Rappelons que cette possibilité de restitution partielle a été prévue par l’administration dans sa doctrine afin de palier à la non-conformité de l’article 244 bis B aux principes du droit de l’Union Européenne, notamment les principes de liberté d’établissement et de liberté de circulation des capitaux.

C’est sur ce point que l’arrêt du Conseil d’Etat du 14 octobre 2020 apporte un éclairage nouveau pour les sociétés ayant supporté un tel prélèvement puisqu’il ouvre la voie à une restitution désormais intégrale du prélèvement.

Le Conseil d’Etat, après avoir rappelé que l’article 244 bis B n’était pas conforme aux principes de liberté d’établissement et de libre circulation des capitaux, affirme, de façon classique, que l’administration ne peut fonder une imposition sur sa propre doctrine, à défaut de base légale pour ce faire.

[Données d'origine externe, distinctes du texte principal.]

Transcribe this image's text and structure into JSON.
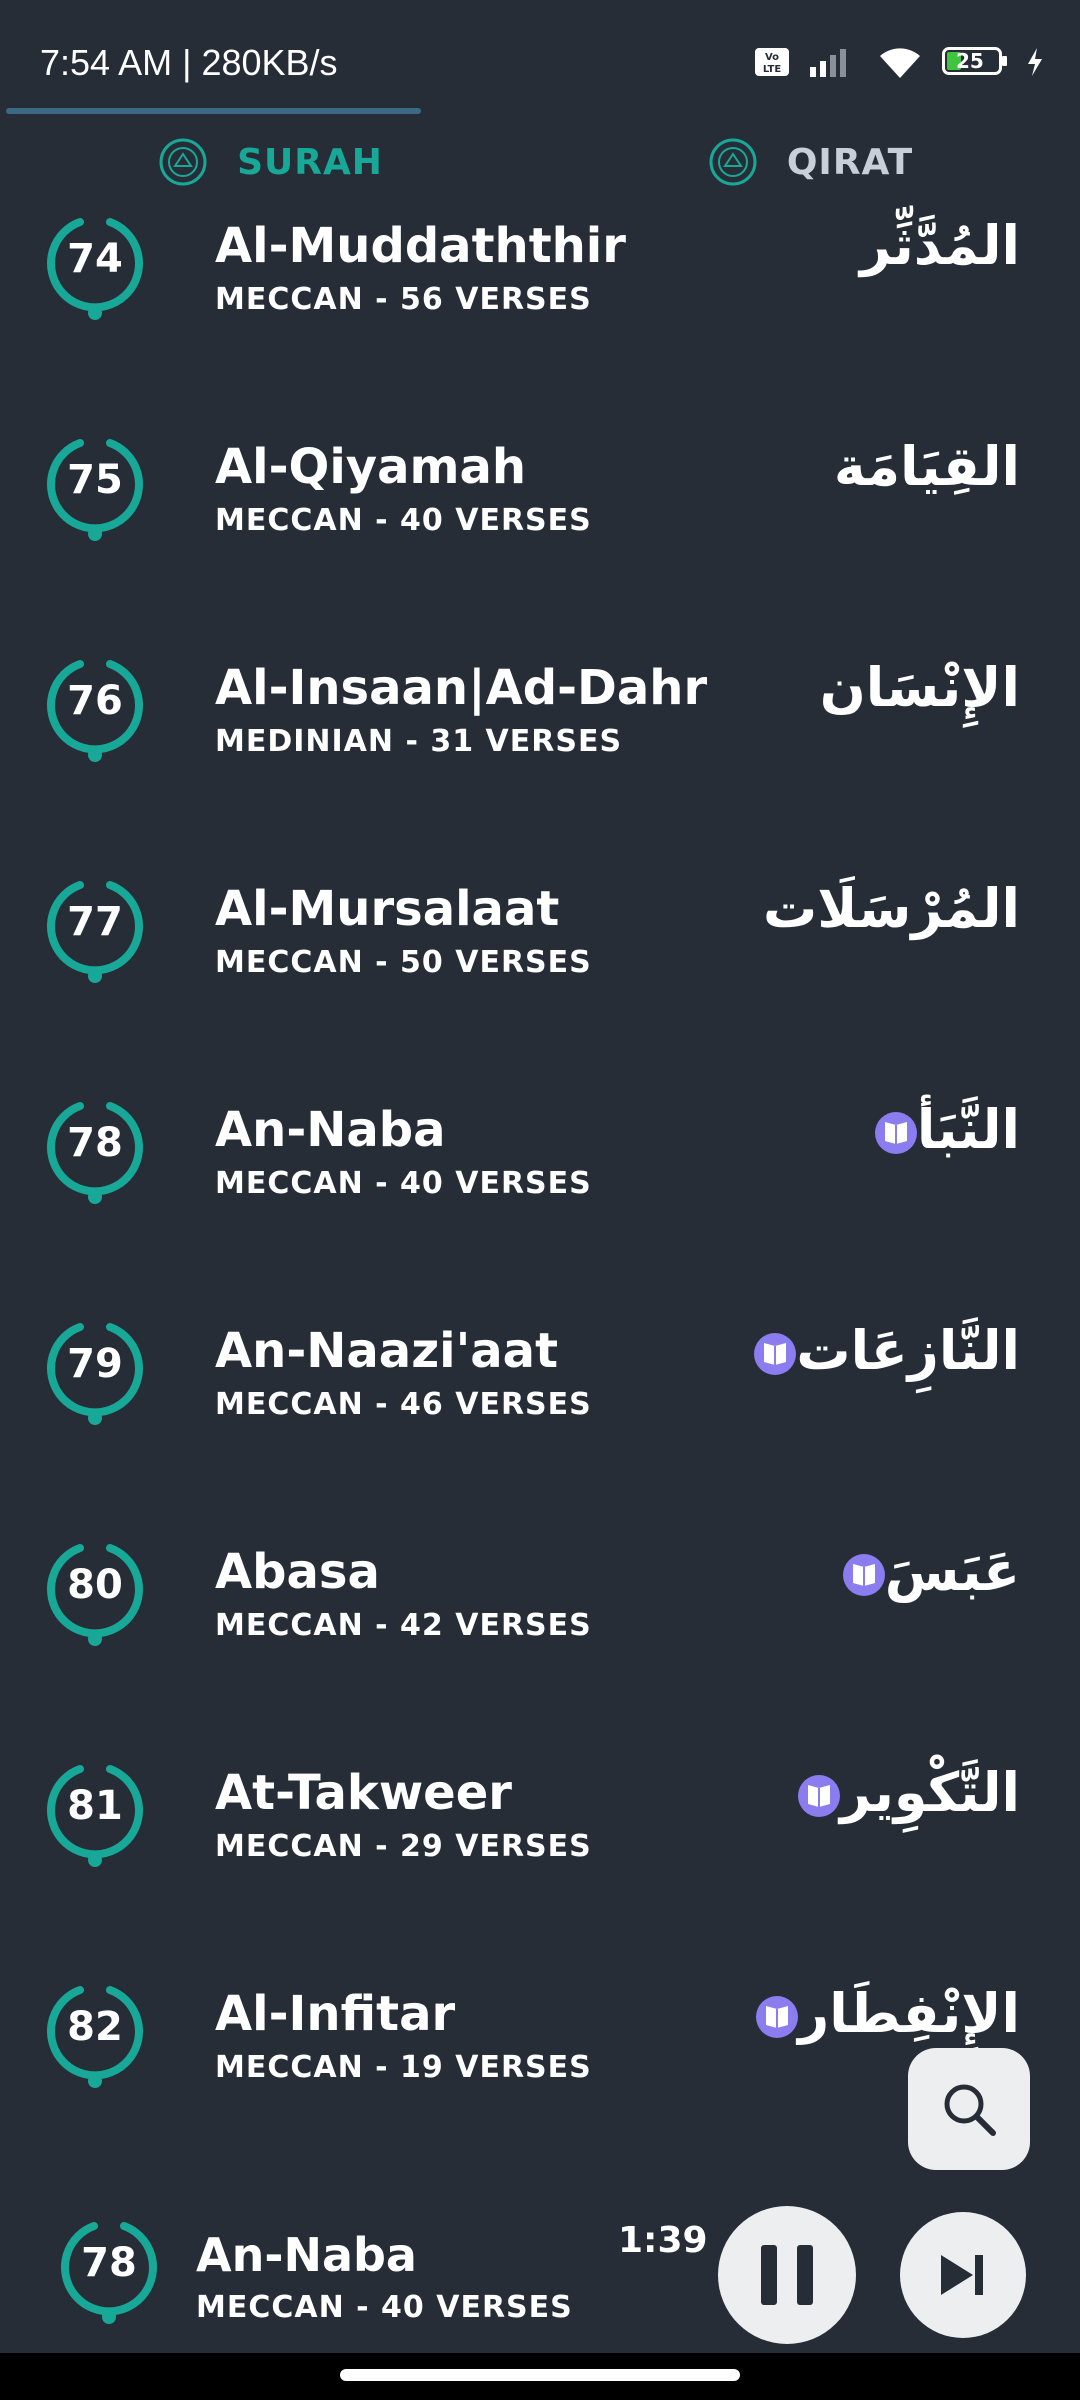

En effet, dès lors que l’article 244 bis B est, en l’état, contraire aux règles européennes, la seule base sur laquelle l’administration refusait la restitution intégrale du prélèvement était sa propre doctrine administrative, ce qu’elle ne peut faire puisqu’elle ne peut fonder une imposition sur sa seule doctrine.

L’article 244 bis B, seule base légale au prélèvement en cause étant contraire au droit de l’Union, l’Etat ne peut palier aux « lacunes européennes » de cet article par voie réglementaire, il est obligé de le faire par la voie législative, en modifiant l’article 244 bis B lui-même.

Dès lors, la société italienne en cause dans cette affaire a pu obtenir la restitution intégrale du prélèvement.

D’un côté, il est permis de s’interroger sur la discrimination à rebours que créé cette décision, vis-à-vis des sociétés résidentes de France qui seraient moins bien traitées que celles de l’Union Européenne puisqu’elles supportent sur ce type de plus-value sur titres de participation un taux effectif d’impôt sur les sociétés de près de 4%.

De l’autre côté, il est satisfaisant de noter que le Conseil d’Etat, fidèle aux principes du droit fiscal, rappelle que la non-conformité d’une loi au droit communautaire ne peut être corrigée par la voie réglementaire.

Pour l’avenir, le législateur devra certainement modifier l’article 244 bis B afin que celui-ci devienne enfin conforme au droit communautaire, en insérant, par exemple, les dispositions relatives à la restitution partielle du prélèvement au sein-même du texte.

Dans cette attente, les sociétés européennes, dont la convention fiscale permet l’imposition des participations substantielles en France (Italie, Espagne notamment) qui auraient supporté ce prélèvement depuis 2018 ont tout intérêt à introduire une réclamation contentieuse auprès de l’administration fiscale afin de demander le remboursement intégral du prélèvement supporté, et non plus seulement limité à 27% de la plus-value au maximum.

II. Une lueur d’espoir pour les sociétés situées dans un Etat tiers à l’UE ?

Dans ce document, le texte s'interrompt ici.